Sherraden still remembers the day he walked down Fourth Avenue North and stepped inside Hatch for the first time. The shop and the man have come a long way. Hatch still produces posters the same way it did the year Edison invented the lightbulb, but its future is brighter thanks to people like Sherraden, who love the art form.

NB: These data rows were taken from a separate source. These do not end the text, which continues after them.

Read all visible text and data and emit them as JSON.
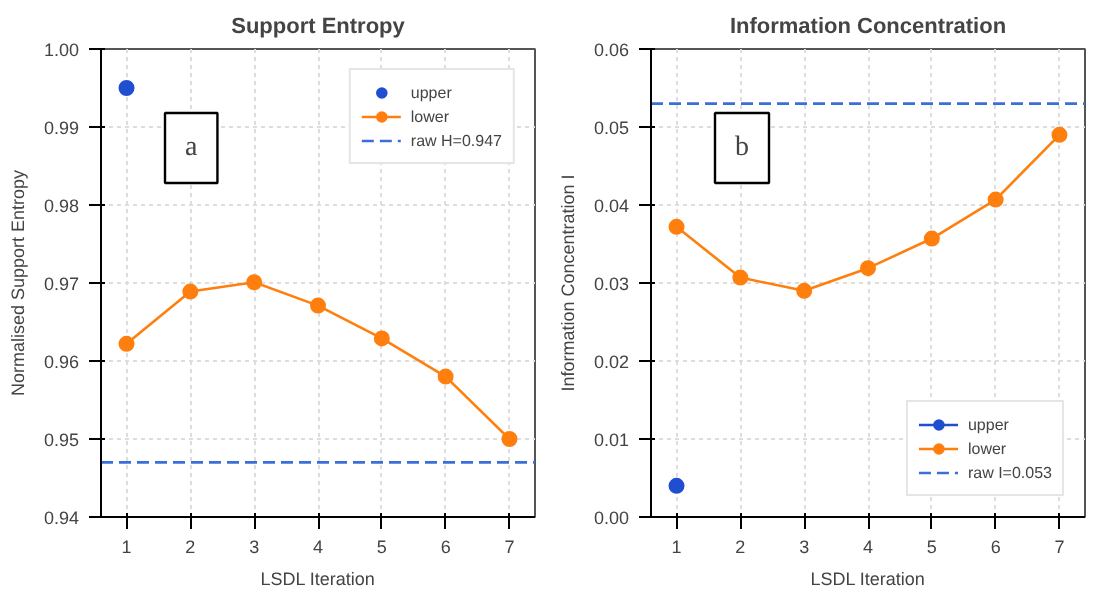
{
  "chart_data": [
    {
      "type": "line",
      "title": "Support Entropy",
      "xlabel": "LSDL Iteration",
      "ylabel": "Normalised Support Entropy",
      "x": [
        1,
        2,
        3,
        4,
        5,
        6,
        7
      ],
      "xlim": [
        0.6,
        7.4
      ],
      "xticks": [
        1,
        2,
        3,
        4,
        5,
        6,
        7
      ],
      "ylim": [
        0.94,
        1.0
      ],
      "yticks": [
        0.94,
        0.95,
        0.96,
        0.97,
        0.98,
        0.99,
        {
          "value": 1.0,
          "label": "1.00"
        }
      ],
      "grid": true,
      "legend": "top right",
      "marker": "circle",
      "series": [
        {
          "name": "upper",
          "type": "scatter",
          "color": "#1f4fd0",
          "x": [
            1
          ],
          "values": [
            0.995
          ]
        },
        {
          "name": "lower",
          "color": "#ff7f0e",
          "values": [
            0.9622,
            0.9689,
            0.9701,
            0.9671,
            0.9629,
            0.958,
            0.95
          ]
        }
      ],
      "ref_lines": [
        {
          "axis": "y",
          "value": 0.947,
          "label": "raw H=0.947",
          "color": "#3a6fd8",
          "line_style": "dashed"
        }
      ],
      "annotations": [
        "a"
      ]
    },
    {
      "type": "line",
      "title": "Information Concentration",
      "xlabel": "LSDL Iteration",
      "ylabel": "Information Concentration I",
      "x": [
        1,
        2,
        3,
        4,
        5,
        6,
        7
      ],
      "xlim": [
        0.6,
        7.4
      ],
      "xticks": [
        1,
        2,
        3,
        4,
        5,
        6,
        7
      ],
      "ylim": [
        0.0,
        0.06
      ],
      "yticks": [
        {
          "value": 0.0,
          "label": "0.00"
        },
        0.01,
        0.02,
        0.03,
        0.04,
        0.05,
        0.06
      ],
      "grid": true,
      "legend": "bottom right",
      "marker": "circle",
      "series": [
        {
          "name": "upper",
          "color": "#1f4fd0",
          "x": [
            1
          ],
          "values": [
            0.004
          ]
        },
        {
          "name": "lower",
          "color": "#ff7f0e",
          "values": [
            0.0372,
            0.0307,
            0.029,
            0.0319,
            0.0357,
            0.0407,
            0.049
          ]
        }
      ],
      "ref_lines": [
        {
          "axis": "y",
          "value": 0.053,
          "label": "raw I=0.053",
          "color": "#3a6fd8",
          "line_style": "dashed"
        }
      ],
      "annotations": [
        "b"
      ]
    }
  ]
}
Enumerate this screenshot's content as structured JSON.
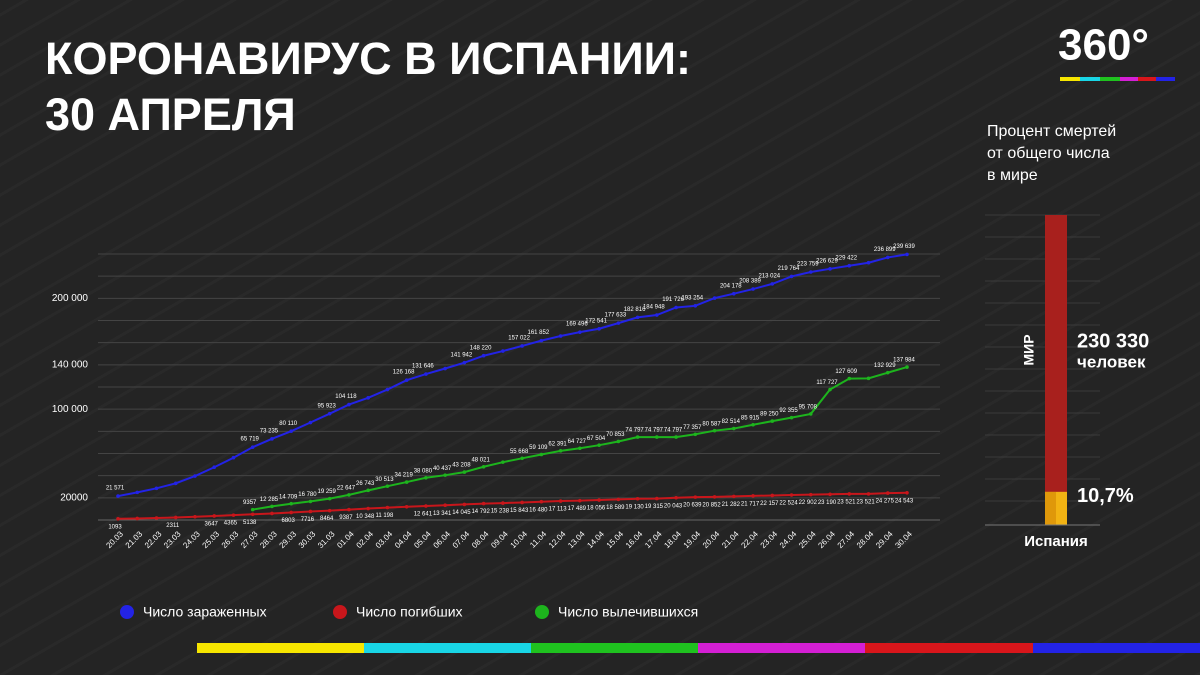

Darin Painter is a Cleveland-based freelance writer. Email comments to editors @printsolutionsmag.org.

Hatch Timeline
hatch1strip.tifWith 127 years under its belt, there’s a lot to be said about where Hatch has been and the ripples it has made along the way. Here’s a look back at some notable moments:

1879
27-year-old Charles Hatch and his brother, 25-year-old Herbert, opened a printing shop in Nashville.

1916
Will T. Hatch and his staff kept meticulous files on jobs created for each customer. “It’s fascinating to look up how much it cost to carve and print a specific woodblock and what year blocks and type were made,” says Jim Sherraden, Hatch Show Print’s manager.
A handwritten log from the Hatch archives lists nearly 1,200 letterpress carvings commissioned through the ‘30s.

1939
A typo on a poster advertising the movie “Persons in Hiding,” which is based on a book by the late FBI director J. Edgar Hoover, reads, “Hoover tells her amazing story…” Letterpress aficionados appreciate the charming shortcomings of the antiquated printing method: big clunky letters, smeared ink, clogged lines and uneven ink coverage.

1939
Hatch began to fulfill what was to become its most noted role: supplying posters for performers of the Grand Ole Opry, America’s longest-lived radio show. The show’s cast included stars such as Roy Acuff and Hank Williams who often showed up at Hatch’s door to commission last-minute posters to take on the road. The wood block images of these posters helped define the look of country music during the ‘40s and early ‘50s.

1948
Hatch’s neon sign was purchased with money made from printing posters for country music legend Roy Acuff’s unsuccessful campaign to become Tennessee’s governor.

1952
Will T. Hatch, the last Hatch family member to manage Hatch Show Print, died at age 56. The shop increasingly relied on quickly composed hand-set type instead of elaborately carved wood blocks.

1956
Hatch ran 100 of the first posters for Elvis Presley and subsequently made its way into Life magazine in August. A magazine photographer snapped a picture of a Florida minister waving one of these posters at his congregation, railing against the evils of rock and roll.

1992
The Country Music Hall of Fame & Museum bought Hatch outright. This same year, the shop moved to its current location, a 5,500-square-foot building at 316 Broadway in downtown Nashville that’s 60 feet away from its old location beside the Ryman Auditorium.

2000
Hatch’s largest poster run was 58,000 for the Red Hot Chili Peppers; its smallest (just one poster) was three years later for James Brown’s 70th birthday celebration.